Reportariou assim três, quatro vezes, pediu para trocar de tarefa. O chefe aborreceu-se, mas simpatizava com seu jeito, designou-o repórter de polícia. Na 77ª DP os únicos viventes racionais eram o canário-da-terra corruchiando na gaiolinha de arame e o gato pedrês do Delegado. Não aguentou mais que alguns dias.
Novo aborrecimento do chefão. Que desta vez lhe declarou sem firulas que ele não tinha queda, mais que provado, pra jornalista. Estava dando a ele mais chances do que tivera! Em consideração ao amigo comum, vá lá! colocava-o na função leve de "pentear" queixas e reclamações, CARTAS DOS LEITORES.

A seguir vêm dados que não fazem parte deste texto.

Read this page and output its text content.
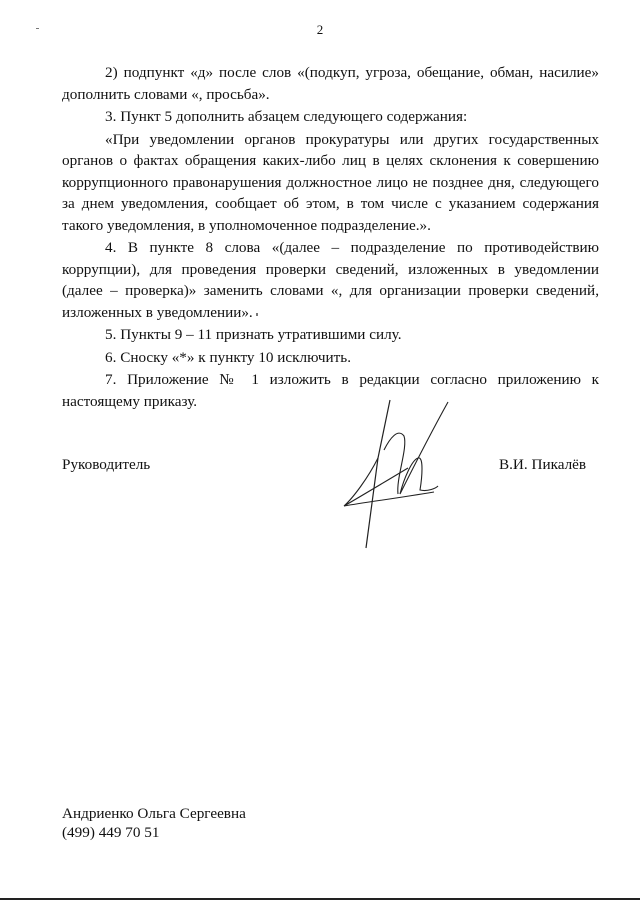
2

2) подпункт «д» после слов «(подкуп, угроза, обещание, обман, насилие» дополнить словами «, просьба».

3. Пункт 5 дополнить абзацем следующего содержания:

«При уведомлении органов прокуратуры или других государственных органов о фактах обращения каких-либо лиц в целях склонения к совершению коррупционного правонарушения должностное лицо не позднее дня, следующего за днем уведомления, сообщает об этом, в том числе с указанием содержания такого уведомления, в уполномоченное подразделение.».

4. В пункте 8 слова «(далее – подразделение по противодействию коррупции), для проведения проверки сведений, изложенных в уведомлении (далее – проверка)» заменить словами «, для организации проверки сведений, изложенных в уведомлении».

5. Пункты 9 – 11 признать утратившими силу.

6. Сноску «*» к пункту 10 исключить.

7. Приложение № 1 изложить в редакции согласно приложению к настоящему приказу.

Руководитель	В.И. Пикалёв
Андриенко Ольга Сергеевна
(499) 449 70 51
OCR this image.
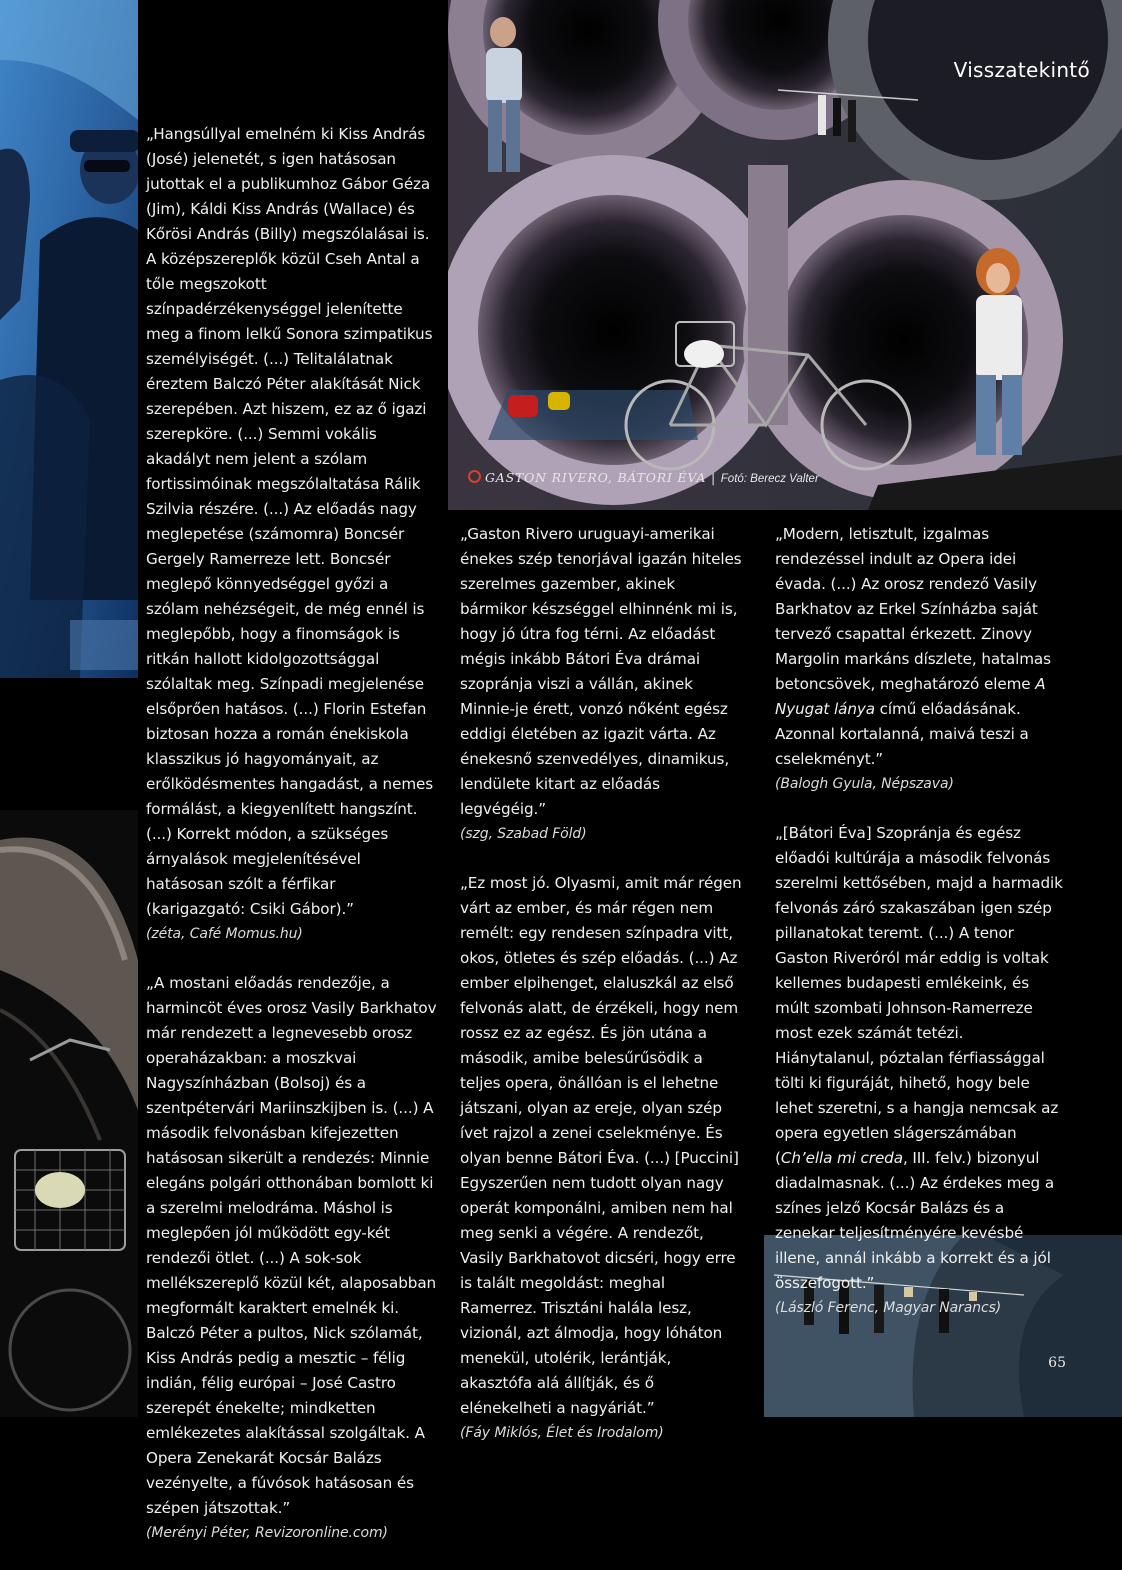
Visszatekintő
GASTON RIVERO, BÁTORI ÉVA | Fotó: Berecz Valter

„Hangsúllyal emelném ki Kiss András (José) jelenetét, s igen hatásosan jutottak el a publikumhoz Gábor Géza (Jim), Káldi Kiss András (Wallace) és Kőrösi András (Billy) megszólalásai is. A középszereplők közül Cseh Antal a tőle megszokott színpadérzékenységgel jelenítette meg a finom lelkű Sonora szimpatikus személyiségét. (...) Telitalálatnak éreztem Balczó Péter alakítását Nick szerepében. Azt hiszem, ez az ő igazi szerepköre. (...) Semmi vokális akadályt nem jelent a szólam fortissimóinak megszólaltatása Rálik Szilvia részére. (...) Az előadás nagy meglepetése (számomra) Boncsér Gergely Ramerreze lett. Boncsér meglepő könnyedséggel győzi a szólam nehézségeit, de még ennél is meglepőbb, hogy a finomságok is ritkán hallott kidolgozottsággal szólaltak meg. Színpadi megjelenése elsőprően hatásos. (...) Florin Estefan biztosan hozza a román énekiskola klasszikus jó hagyományait, az erőlködésmentes hangadást, a nemes formálást, a kiegyenlített hangszínt. (...) Korrekt módon, a szükséges árnyalások megjelenítésével hatásosan szólt a férfikar (karigazgató: Csiki Gábor).”

(zéta, Café Momus.hu)

„A mostani előadás rendezője, a harmincöt éves orosz Vasily Barkhatov már rendezett a legnevesebb orosz operaházakban: a moszkvai Nagyszínházban (Bolsoj) és a szentpétervári Mariinszkijben is. (...) A második felvonásban kifejezetten hatásosan sikerült a rendezés: Minnie elegáns polgári otthonában bomlott ki a szerelmi melodráma. Máshol is meglepően jól működött egy-két rendezői ötlet. (...) A sok-sok mellékszereplő közül két, alaposabban megformált karaktert emelnék ki. Balczó Péter a pultos, Nick szólamát, Kiss András pedig a mesztic – félig indián, félig európai – José Castro szerepét énekelte; mindketten emlékezetes alakítással szolgáltak. A Opera Zenekarát Kocsár Balázs vezényelte, a fúvósok hatásosan és szépen játszottak.”

(Merényi Péter, Revizoronline.com)

„Gaston Rivero uruguayi-amerikai énekes szép tenorjával igazán hiteles szerelmes gazember, akinek bármikor készséggel elhinnénk mi is, hogy jó útra fog térni. Az előadást mégis inkább Bátori Éva drámai szopránja viszi a vállán, akinek Minnie-je érett, vonzó nőként egész eddigi életében az igazit várta. Az énekesnő szenvedélyes, dinamikus, lendülete kitart az előadás legvégéig.”

(szg, Szabad Föld)

„Ez most jó. Olyasmi, amit már régen várt az ember, és már régen nem remélt: egy rendesen színpadra vitt, okos, ötletes és szép előadás. (...) Az ember elpihenget, elaluszkál az első felvonás alatt, de érzékeli, hogy nem rossz ez az egész. És jön utána a második, amibe belesűrűsödik a teljes opera, önállóan is el lehetne játszani, olyan az ereje, olyan szép ívet rajzol a zenei cselekménye. És olyan benne Bátori Éva. (...) [Puccini] Egyszerűen nem tudott olyan nagy operát komponálni, amiben nem hal meg senki a végére. A rendezőt, Vasily Barkhatovot dicséri, hogy erre is talált megoldást: meghal Ramerrez. Trisztáni halála lesz, vizionál, azt álmodja, hogy lóháton menekül, utolérik, lerántják, akasztófa alá állítják, és ő elénekelheti a nagyáriát.”

(Fáy Miklós, Élet és Irodalom)

„Modern, letisztult, izgalmas rendezéssel indult az Opera idei évada. (...) Az orosz rendező Vasily Barkhatov az Erkel Színházba saját tervező csapattal érkezett. Zinovy Margolin markáns díszlete, hatalmas betoncsövek, meghatározó eleme A Nyugat lánya című előadásának. Azonnal kortalanná, maivá teszi a cselekményt.”

(Balogh Gyula, Népszava)

„[Bátori Éva] Szopránja és egész előadói kultúrája a második felvonás szerelmi kettősében, majd a harmadik felvonás záró szakaszában igen szép pillanatokat teremt. (...) A tenor Gaston Riveróról már eddig is voltak kellemes budapesti emlékeink, és múlt szombati Johnson-Ramerreze most ezek számát tetézi. Hiánytalanul, póztalan férfiassággal tölti ki figuráját, hihető, hogy bele lehet szeretni, s a hangja nemcsak az opera egyetlen slágerszámában (Ch’ella mi creda, III. felv.) bizonyul diadalmasnak. (...) Az érdekes meg a színes jelző Kocsár Balázs és a zenekar teljesítményére kevésbé illene, annál inkább a korrekt és a jól összefogott.”

(László Ferenc, Magyar Narancs)

65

Agradeceu, principiou gostando. Mas secretamente decepcionado com a descoberta de que, na imprensa, nada era de graça e que fatos, personagens reais, era tudo maquiado.
Cansou em dois tempos do trabalho de tesoura e cola naquela atmosfera de cigarro e papéis pelo chão. Não, não bateu a porta violentamente no último dia nem fez a careta, desfecho dos filmes de alta-comédia.
Quatro exatas semanas de jornalismo!
Sem ir ao Caixa buscar o primeiro ordenadozinho, o foca desapareceu.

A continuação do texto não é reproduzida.